When galvanism was discovered and to be less easily conducted off, recourse was had to it, and a telegraph was constructed, in which the decomposition of water was used as a signal, the number of bubbles denoted the letters &c. Dr. Cox of Philadelphia exhibited this before his class, but it was never reduced to practice. A year or two after Oersted’s experiments, in 1822, Ampere in a paper presented to the French academy suggested the construction of a telegraph by means of the deflections of galvanism.
His plan was to have several galvanometers affected by galvanism, at the farther station. According as the needles were deflected singly or together they represented different letters &c.
- Experiments were made on this hypothesis in 1826 by Barlow, and he found that employing a single battery, the power diminished so rapidly with the distance, that an essential difference was observable even in the space of a mile. He thence concluded that the telegraph was impossible. These experiments cooled the ardour of the pursuit for a time.

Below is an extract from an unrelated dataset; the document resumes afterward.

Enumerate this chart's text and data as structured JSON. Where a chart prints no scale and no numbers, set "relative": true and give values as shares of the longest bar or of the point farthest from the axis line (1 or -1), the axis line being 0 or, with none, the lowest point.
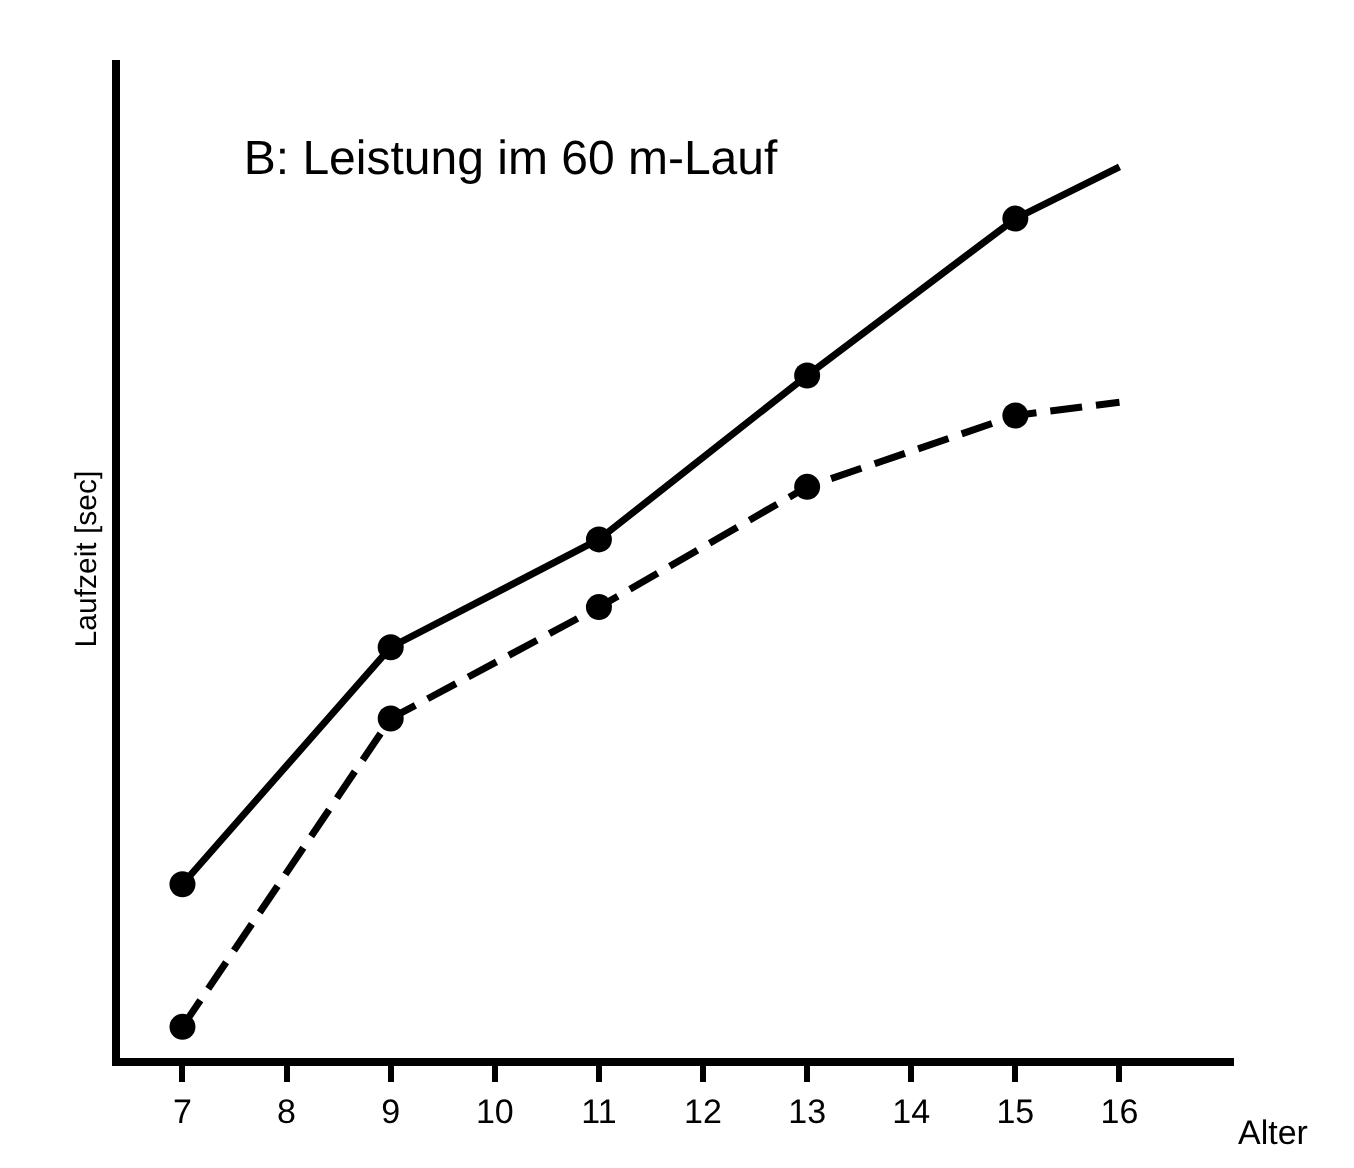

- The next experiments upon the subject, were made by myself in 1830 in Albany and from them I inferred the practicability of a telegraph, and have been in the habit of informing my classes so &c. (1) I found that by using a compound battery, power could be sent to any distance, almost without sensible diminution. (2) A horse shoe was magnetized at the distance of one fifth of a mile. (3) To produce the maximum effect, the magnet must be surrounded by one long wire. My paper was published in Silliman’s Journal, and afterwards republished in England. It gave rise to new experiments, and the result has been the discovery of Wheatstone in England, Steinheil in Germany, and Morse in America of practical and useful machines. In Steinheil two galvanometers are used, each needle armed with a pointer at right angles to its length. As the currents pass around them in different directions, only one will mark the paper rolling before it, until the current be suddenly changed. He has a sound bell for interpreting in the dark. Wheatstone has obtained several patents, one is like Ampere’s suggestion. Four needles are employed, and the directions in which they point, combined, form letters. He now uses at each end a wheel, marked with the alphabet. This revolves behind a disc with a hole in it, and stops when the required letter comes opposite this &c. Morse’s is the simplest. He has an inverted horse shoe, and a piece of soft iron attached to a spring above. The horse-shoe is rendered magnetic by the current through the wire around it; the soft iron is drawn down, and a pointer near the end of the spring marks the paper as it is drawn off from a roller underneath &c. Dots and lines formed by continuing the wire in the battery constitute the alphabet. An improvement of Wheatstone and adopted by Morse is the relay battery. By means of a spring, which the battery at the end moves between the poles of a horse shoe, the circuit of this relay battery does the work; only a small quantity of electricity is thus employed to move the spring to & fro of an inch &c. House of N.Y. has invented a printing telegraph. The letters are on the periphery of a wheel moved by electricity and stop, when the right letter comes round, and makes the impression upon the paper &c.